House debates

Wednesday, 17 March 2010

Social Security and Other Legislation Amendment (Income Support for Students) Bill 2009 [No. 2]

Consideration of Senate Message

6:04 pm

Photo of Paul NevillePaul Neville (Hinkler, National Party) Share this | Hansard source

I think this matter is one of the most important that has come before the parliament in my time, especially in terms of equity for country people. We get a lot of troubles in country areas with drought and floods and so on, but the one thing that we all pride ourselves in is seeing that our kids get a fair shake. I, for one, have a son who went to university and had to have four jobs to get himself through. So I know what it is like for young people to struggle to get that university degree.

For the life of me, I cannot understand why we would use a measure of medical availability as the basis for lines on maps around accessibility to a university. I just cannot see the connection. Perhaps it was just a lazy bit of work on the part of someone in the minister’s office or the bureaucracy who said: ‘We can’t quite find a map. This one is fairly close. We’ll do this.’ That decision excluded so many people that it is quite frightening. But I will acknowledge the clawing back of the young people who were excluded by retrospectivity. If that had been allowed to continue, it would have been a manifest injustice.

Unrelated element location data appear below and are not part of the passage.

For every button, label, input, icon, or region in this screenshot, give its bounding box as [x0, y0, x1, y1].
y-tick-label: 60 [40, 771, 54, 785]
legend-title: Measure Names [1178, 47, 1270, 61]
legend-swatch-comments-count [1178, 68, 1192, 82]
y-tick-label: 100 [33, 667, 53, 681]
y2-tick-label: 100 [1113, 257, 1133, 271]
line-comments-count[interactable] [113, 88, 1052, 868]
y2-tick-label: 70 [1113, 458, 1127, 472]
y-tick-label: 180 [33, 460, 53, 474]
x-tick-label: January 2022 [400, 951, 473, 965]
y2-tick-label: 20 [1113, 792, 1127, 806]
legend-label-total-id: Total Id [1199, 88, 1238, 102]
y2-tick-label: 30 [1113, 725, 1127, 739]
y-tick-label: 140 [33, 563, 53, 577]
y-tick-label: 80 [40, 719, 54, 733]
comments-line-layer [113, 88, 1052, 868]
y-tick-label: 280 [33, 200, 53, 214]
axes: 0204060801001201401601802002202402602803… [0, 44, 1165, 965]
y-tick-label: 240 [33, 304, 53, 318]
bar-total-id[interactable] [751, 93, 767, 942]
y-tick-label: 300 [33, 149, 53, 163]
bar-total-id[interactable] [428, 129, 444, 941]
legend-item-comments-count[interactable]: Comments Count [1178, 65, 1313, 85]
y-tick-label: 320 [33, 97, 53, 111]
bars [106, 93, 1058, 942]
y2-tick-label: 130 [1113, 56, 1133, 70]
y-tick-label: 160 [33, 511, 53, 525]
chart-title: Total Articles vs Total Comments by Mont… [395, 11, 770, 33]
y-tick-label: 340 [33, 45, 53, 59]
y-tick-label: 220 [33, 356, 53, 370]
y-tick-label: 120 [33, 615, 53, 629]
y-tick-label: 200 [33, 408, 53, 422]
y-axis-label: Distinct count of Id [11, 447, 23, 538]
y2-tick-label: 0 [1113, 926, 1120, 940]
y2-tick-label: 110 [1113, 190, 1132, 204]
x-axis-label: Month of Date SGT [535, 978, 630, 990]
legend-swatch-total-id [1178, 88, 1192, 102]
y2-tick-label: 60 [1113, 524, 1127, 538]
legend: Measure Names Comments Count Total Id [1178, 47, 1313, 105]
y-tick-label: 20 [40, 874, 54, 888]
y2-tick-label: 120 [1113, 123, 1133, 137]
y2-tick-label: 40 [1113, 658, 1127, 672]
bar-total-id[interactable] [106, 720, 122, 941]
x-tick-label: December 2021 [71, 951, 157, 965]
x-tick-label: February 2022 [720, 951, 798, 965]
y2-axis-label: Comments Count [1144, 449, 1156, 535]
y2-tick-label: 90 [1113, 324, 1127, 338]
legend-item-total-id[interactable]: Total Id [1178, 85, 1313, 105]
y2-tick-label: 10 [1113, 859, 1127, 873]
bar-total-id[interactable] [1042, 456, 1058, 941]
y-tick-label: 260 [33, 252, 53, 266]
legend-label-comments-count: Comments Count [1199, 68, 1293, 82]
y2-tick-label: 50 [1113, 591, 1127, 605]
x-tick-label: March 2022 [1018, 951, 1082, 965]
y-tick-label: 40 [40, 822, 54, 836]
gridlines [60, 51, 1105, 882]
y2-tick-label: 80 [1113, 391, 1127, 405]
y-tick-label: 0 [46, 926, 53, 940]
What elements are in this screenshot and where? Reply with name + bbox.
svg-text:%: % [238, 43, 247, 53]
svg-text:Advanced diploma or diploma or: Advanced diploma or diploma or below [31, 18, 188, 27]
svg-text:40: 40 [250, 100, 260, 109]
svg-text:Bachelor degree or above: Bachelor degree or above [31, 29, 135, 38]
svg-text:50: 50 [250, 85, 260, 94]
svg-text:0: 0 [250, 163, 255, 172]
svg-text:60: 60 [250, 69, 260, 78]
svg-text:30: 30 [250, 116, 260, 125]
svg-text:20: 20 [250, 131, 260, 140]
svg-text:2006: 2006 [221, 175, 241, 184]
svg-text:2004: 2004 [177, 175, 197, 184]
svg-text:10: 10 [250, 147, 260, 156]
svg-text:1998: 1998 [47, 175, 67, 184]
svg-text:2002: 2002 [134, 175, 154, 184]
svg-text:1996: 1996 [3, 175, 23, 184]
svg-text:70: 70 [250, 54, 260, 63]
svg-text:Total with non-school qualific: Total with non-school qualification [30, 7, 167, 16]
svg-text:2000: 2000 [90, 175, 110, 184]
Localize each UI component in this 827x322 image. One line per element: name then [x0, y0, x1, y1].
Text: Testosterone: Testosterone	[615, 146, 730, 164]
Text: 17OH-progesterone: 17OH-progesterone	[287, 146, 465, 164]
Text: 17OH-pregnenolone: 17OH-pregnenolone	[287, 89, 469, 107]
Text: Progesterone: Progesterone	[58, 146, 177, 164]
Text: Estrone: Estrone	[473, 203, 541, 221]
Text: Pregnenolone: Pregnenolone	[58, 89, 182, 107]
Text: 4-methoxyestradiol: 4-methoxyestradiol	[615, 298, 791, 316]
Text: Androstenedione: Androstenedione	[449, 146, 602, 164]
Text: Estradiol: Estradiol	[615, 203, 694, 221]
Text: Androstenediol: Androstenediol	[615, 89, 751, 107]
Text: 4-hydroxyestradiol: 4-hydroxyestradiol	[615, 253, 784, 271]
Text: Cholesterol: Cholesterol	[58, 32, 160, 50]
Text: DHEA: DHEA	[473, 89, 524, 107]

However, what we see now is a different form of injustice. In my electorate I have the university cities of Bundaberg and Hervey Bay. They are two very good campuses and two different universities. I find it extraordinary that those two cities are excluded but Townsville and Cairns are included in the 15-hour measure. Why should the kids in Bundaberg and Hervey Bay have to do 30 hours? I put this to the minister: it is not just a mechanical thing of 50 or 30 hours that we are talking about. What it really comes down to is the availability of jobs in some of those towns.

If you are in a town like that—especially one that has been through drought recently—it is incredibly hard to get to 15 hours much less 30. So the move now to take this whole cohort of students from the 15-hour measure to the 30-hour measure will by its very nature exclude them. I think there is a lot of work still to be done. As I said, I have a son who went to university and had to maintain four jobs to get himself through. I am intensely proud of him.

I also want to stress the importance of education in country areas. I understand that the minister at the table is the Minister for Social Inclusion. If we are talking about social inclusion, it should be a constant source of anxiety to her—I do not say this with any sense of bitterness or vindictiveness—that only 30 per cent of country kids in this nation get to university. It is only 30 per cent.